I have spent the last few weeks working on my books. This meant that almost all of my attention was devoted to them. I set other matters aside in order to focus fully on my work. This fact alone reflects a very important change – I was able to concentrate on one specific project. I mentioned in other entries that I had been dealing with ADHD. I liked that overreactivity, yet it made it difficult for me to complete my own long-term projects. In 2025, I became so calm that I completed many matters that had followed me for years. I was able to work from early morning until late at night without distraction or a sense of boredom.

I noticed that I am able to regulate the way I experience energy. I love my sensitivity to frequencies and energetic movements. While I did not necessarily feel comfortable with some of the temporary abilities that appeared over the past years, my heightened sensitivity to energy flow is something I cherish and continue to develop.
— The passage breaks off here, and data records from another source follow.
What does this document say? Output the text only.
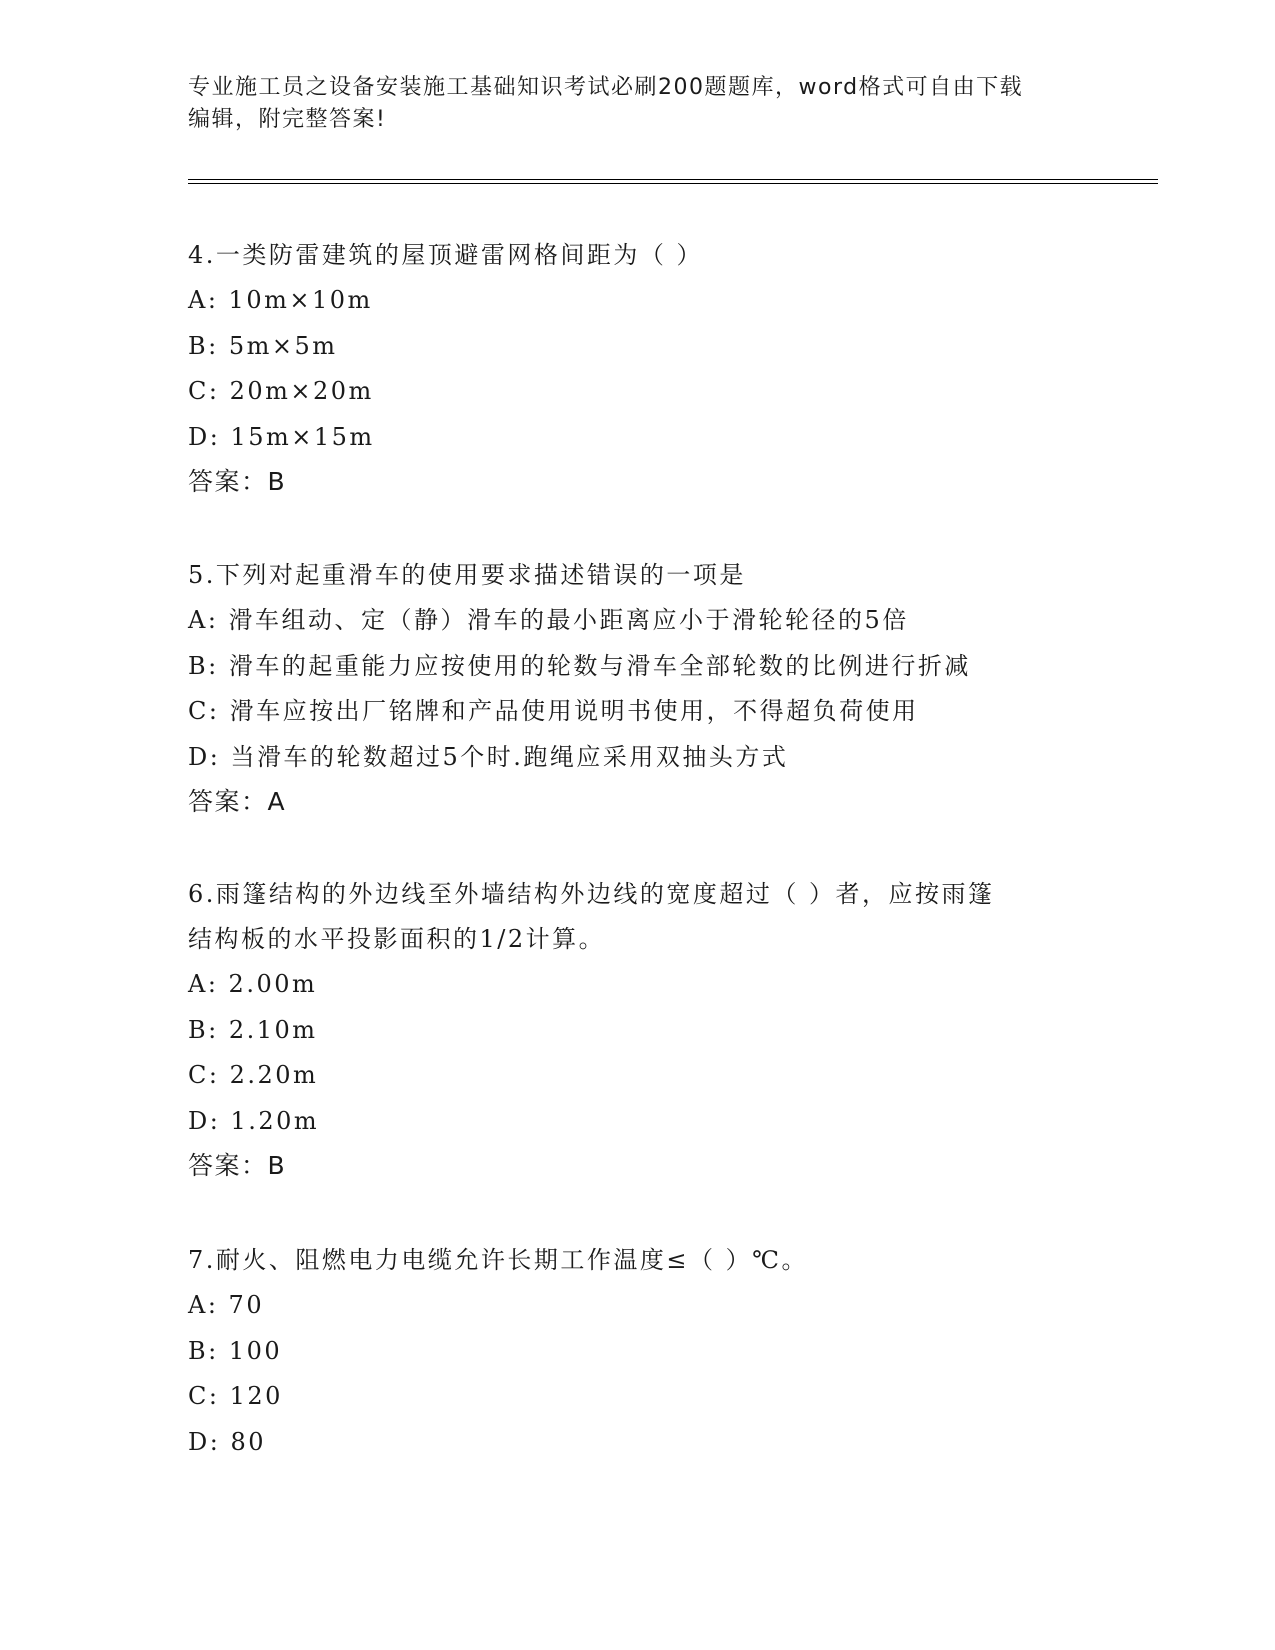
专业施工员之设备安装施工基础知识考试必刷200题题库，word格式可自由下载
编辑，附完整答案!
4.一类防雷建筑的屋顶避雷网格间距为（ ）
A: 10m×10m
B: 5m×5m
C: 20m×20m
D: 15m×15m
答案：B
5.下列对起重滑车的使用要求描述错误的一项是
A: 滑车组动、定（静）滑车的最小距离应小于滑轮轮径的5倍
B: 滑车的起重能力应按使用的轮数与滑车全部轮数的比例进行折减
C: 滑车应按出厂铭牌和产品使用说明书使用，不得超负荷使用
D: 当滑车的轮数超过5个时.跑绳应采用双抽头方式
答案：A
6.雨篷结构的外边线至外墙结构外边线的宽度超过（ ）者，应按雨篷
结构板的水平投影面积的1/2计算。
A: 2.00m
B: 2.10m
C: 2.20m
D: 1.20m
答案：B
7.耐火、阻燃电力电缆允许长期工作温度≤（ ）℃。
A: 70
B: 100
C: 120
D: 80
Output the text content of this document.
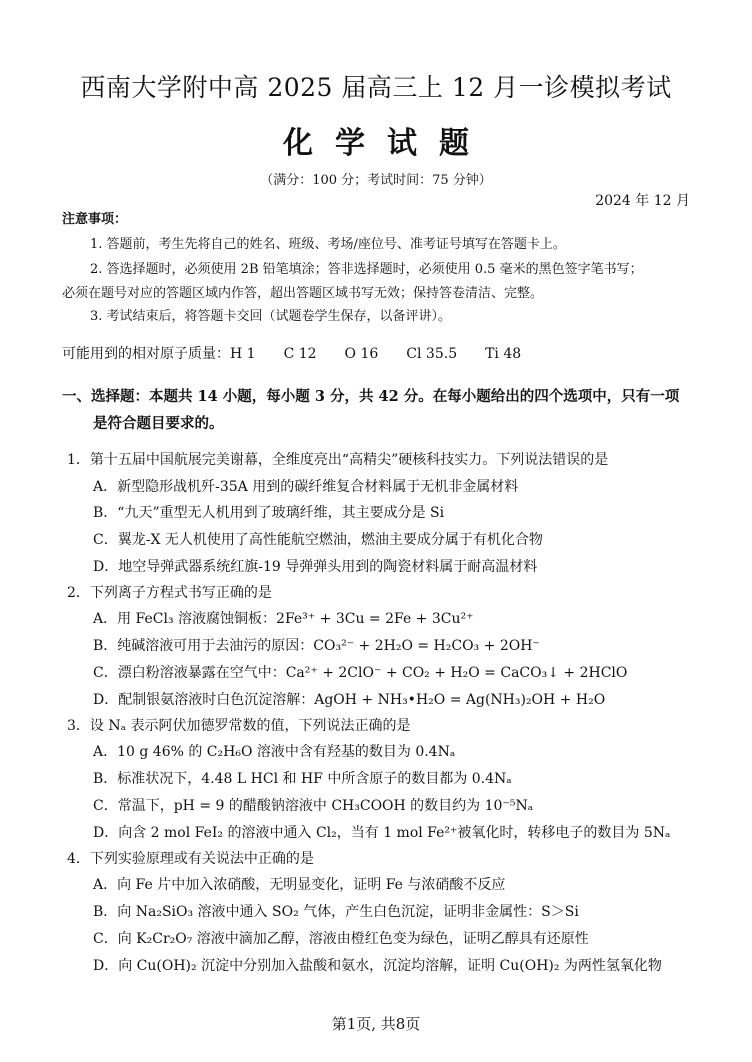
西南大学附中高 2025 届高三上 12 月一诊模拟考试
化学试题
（满分：100 分；考试时间：75 分钟）
2024 年 12 月
注意事项：
1. 答题前，考生先将自己的姓名、班级、考场/座位号、准考证号填写在答题卡上。
2. 答选择题时，必须使用 2B 铅笔填涂；答非选择题时，必须使用 0.5 毫米的黑色签字笔书写；
必须在题号对应的答题区域内作答，超出答题区域书写无效；保持答卷清洁、完整。
3. 考试结束后，将答题卡交回（试题卷学生保存，以备评讲）。
可能用到的相对原子质量：H 1　　C 12　　O 16　　Cl 35.5　　Ti 48
一、选择题：本题共 14 小题，每小题 3 分，共 42 分。在每小题给出的四个选项中，只有一项
是符合题目要求的。
1．第十五届中国航展完美谢幕，全维度亮出“高精尖”硬核科技实力。下列说法错误的是
A．新型隐形战机歼-35A 用到的碳纤维复合材料属于无机非金属材料
B．“九天”重型无人机用到了玻璃纤维，其主要成分是 Si
C．翼龙-X 无人机使用了高性能航空燃油，燃油主要成分属于有机化合物
D．地空导弹武器系统红旗-19 导弹弹头用到的陶瓷材料属于耐高温材料
2．下列离子方程式书写正确的是
A．用 FeCl₃ 溶液腐蚀铜板：2Fe³⁺ + 3Cu = 2Fe + 3Cu²⁺
B．纯碱溶液可用于去油污的原因：CO₃²⁻ + 2H₂O = H₂CO₃ + 2OH⁻
C．漂白粉溶液暴露在空气中：Ca²⁺ + 2ClO⁻ + CO₂ + H₂O = CaCO₃↓ + 2HClO
D．配制银氨溶液时白色沉淀溶解：AgOH + NH₃•H₂O = Ag(NH₃)₂OH + H₂O
3．设 Nₐ 表示阿伏加德罗常数的值，下列说法正确的是
A．10 g 46% 的 C₂H₆O 溶液中含有羟基的数目为 0.4Nₐ
B．标准状况下，4.48 L HCl 和 HF 中所含原子的数目都为 0.4Nₐ
C．常温下，pH = 9 的醋酸钠溶液中 CH₃COOH 的数目约为 10⁻⁵Nₐ
D．向含 2 mol FeI₂ 的溶液中通入 Cl₂，当有 1 mol Fe²⁺被氧化时，转移电子的数目为 5Nₐ
4．下列实验原理或有关说法中正确的是
A．向 Fe 片中加入浓硝酸，无明显变化，证明 Fe 与浓硝酸不反应
B．向 Na₂SiO₃ 溶液中通入 SO₂ 气体，产生白色沉淀，证明非金属性：S＞Si
C．向 K₂Cr₂O₇ 溶液中滴加乙醇，溶液由橙红色变为绿色，证明乙醇具有还原性
D．向 Cu(OH)₂ 沉淀中分别加入盐酸和氨水，沉淀均溶解，证明 Cu(OH)₂ 为两性氢氧化物
第1页, 共8页
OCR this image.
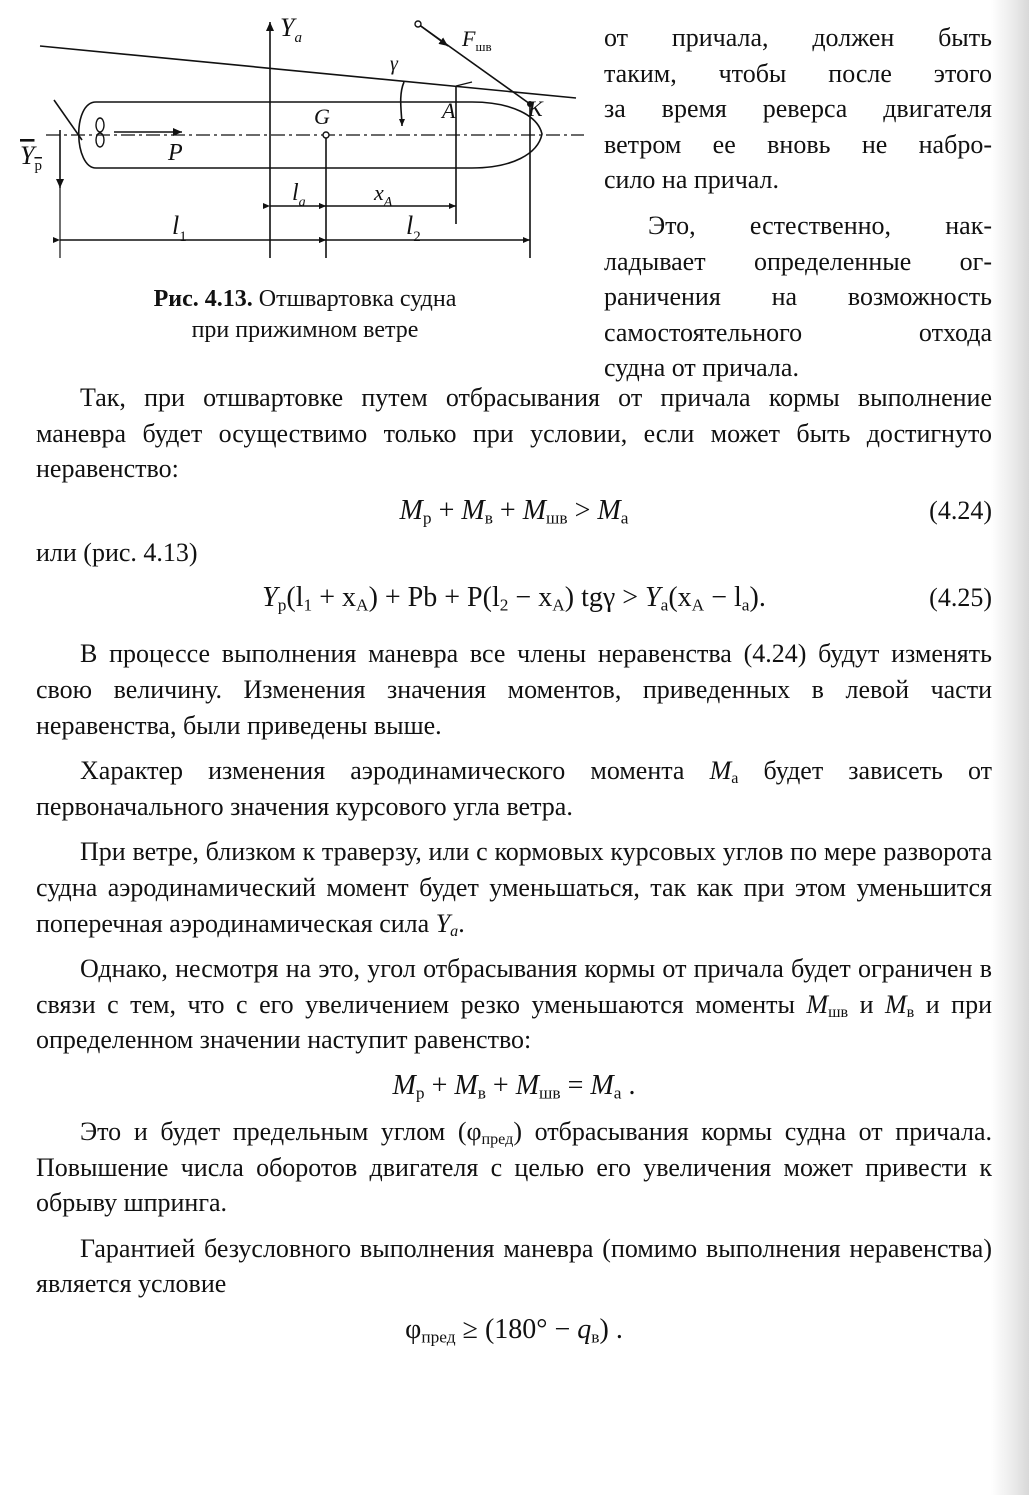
$Y_a$
$Y_р$
G	A	K
P
$F_{шв}$
γ
$l_a$	$x_A$
$l_1$	$l_2$
Рис. 4.13. Отшвартовка судна
при прижимном ветре

от причала, должен быть

таким, чтобы после этого

за время реверса двигателя

ветром ее вновь не набро-

сило на причал.

Это, естественно, нак-

ладывает определенные ог-

раничения на возможность

самостоятельного отхода

судна от причала.

Так, при отшвартовке путем отбрасывания от причала кормы выполнение маневра будет осуществимо только при условии, если может быть достигнуто неравенство:

$M_р + M_в + M_{шв} > M_а$	(4.24)

или (рис. 4.13)

$Y_р(l_1 + x_A) + Pb + P(l_2 - x_A) tg\gamma > Y_a(x_A - l_a)$.	(4.25)

В процессе выполнения маневра все члены неравенства (4.24) будут изменять свою величину. Изменения значения моментов, приведенных в левой части неравенства, были приведены выше.

Характер изменения аэродинамического момента $M_а$ будет зависеть от первоначального значения курсового угла ветра.

При ветре, близком к траверзу, или с кормовых курсовых углов по мере разворота судна аэродинамический момент будет уменьшаться, так как при этом уменьшится поперечная аэродинамическая сила $Y_a$.

Однако, несмотря на это, угол отбрасывания кормы от причала будет ограничен в связи с тем, что с его увеличением резко уменьшаются моменты $M_{шв}$ и $M_в$ и при определенном значении наступит равенство:

$M_р + M_в + M_{шв} = M_а$ .

Это и будет предельным углом $(\varphi_{пред})$ отбрасывания кормы судна от причала. Повышение числа оборотов двигателя с целью его увеличения может привести к обрыву шпринга.

Гарантией безусловного выполнения маневра (помимо выполнения неравенства) является условие

$\varphi_{пред} \ge (180^\circ - q_в)$ .
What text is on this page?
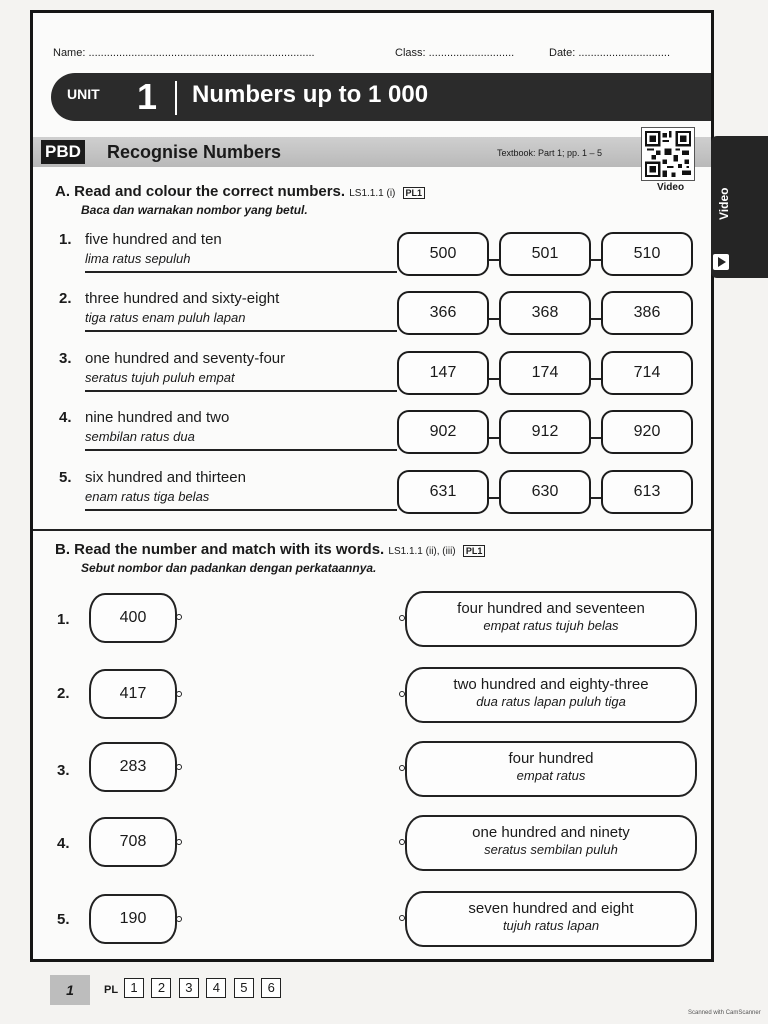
Name: ..........................................................................	Class: ............................	Date: ..............................
UNIT 1 Numbers up to 1 000
PBD Recognise Numbers	Textbook: Part 1; pp. 1 – 5
Video
A. Read and colour the correct numbers. LS1.1.1 (i) PL1
Baca dan warnakan nombor yang betul.
1. five hundred and ten
lima ratus sepuluh	500	501	510
2. three hundred and sixty-eight
tiga ratus enam puluh lapan	366	368	386
3. one hundred and seventy-four
seratus tujuh puluh empat	147	174	714
4. nine hundred and two
sembilan ratus dua	902	912	920
5. six hundred and thirteen
enam ratus tiga belas	631	630	613
B. Read the number and match with its words. LS1.1.1 (ii), (iii) PL1
Sebut nombor dan padankan dengan perkataannya.
1.	400
2.	417
3.	283
4.	708
5.	190
four hundred and seventeen
empat ratus tujuh belas
two hundred and eighty-three
dua ratus lapan puluh tiga
four hundred
empat ratus
one hundred and ninety
seratus sembilan puluh
seven hundred and eight
tujuh ratus lapan
Video
1	PL 1 2 3 4 5 6
Scanned with CamScanner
There were situations, however, in which I experienced vomiting, weakness in my legs, intense trembling, and an overwhelming perception of other energetic fields. The last days have shown me that I do not need to react this way to strong differences in energy. It turns out that I can remain calm in both mind and body, while the energy within me grounds itself and regenerates continuously without intense reactions. Previously, I wanted to feel everything too strongly and tried to heal everything at the expense of my own vibration. Now I choose my well-being. By taking care of myself, I also take care of others. The exchange of energy happens naturally.

The past months have clearly been months of organization and closure. I finalized various matters and completed projects. I put in order things that had been weighing on me, sometimes for years. I am still in the process of arranging my life. There are a few more complex matters left to organize or close. I am very pleased with the current state in which everything has its place. I feel lighter and calmer.

These changes have affected not only my external life but also my inner world. My body has changed over the past year. My metabolism has increased, along with my physical performance and strength. My immunity has improved significantly, and my recovery and healing processes are faster. A sense of calm has appeared in my mind. ADHD has faded away. The chaos has dissolved. My way of thinking has changed. I focus on what is happening now – what I am doing now. I hold the nearest goals in mind. I have stopped thinking about many topics that occupied my mind not long ago. The range of subjects I think about has clearly narrowed. Simplicity and organization have emerged within me, and I truly enjoy them.

I have greatly limited my interactions. I am still an INTJ-A personality type, and this characterization explains a great deal about me, my way of thinking, and how I act. I focus on my work, on creating, on acting in alignment with myself. I feel a strong pull toward creation. At the same time, matters that consume time without bringing value or quality no longer attract me.

I have a sense that I have grown into certain things. My energy is now more directed. I am no longer scattered as I once was. I now know what I want and I act to realize my goals with confidence.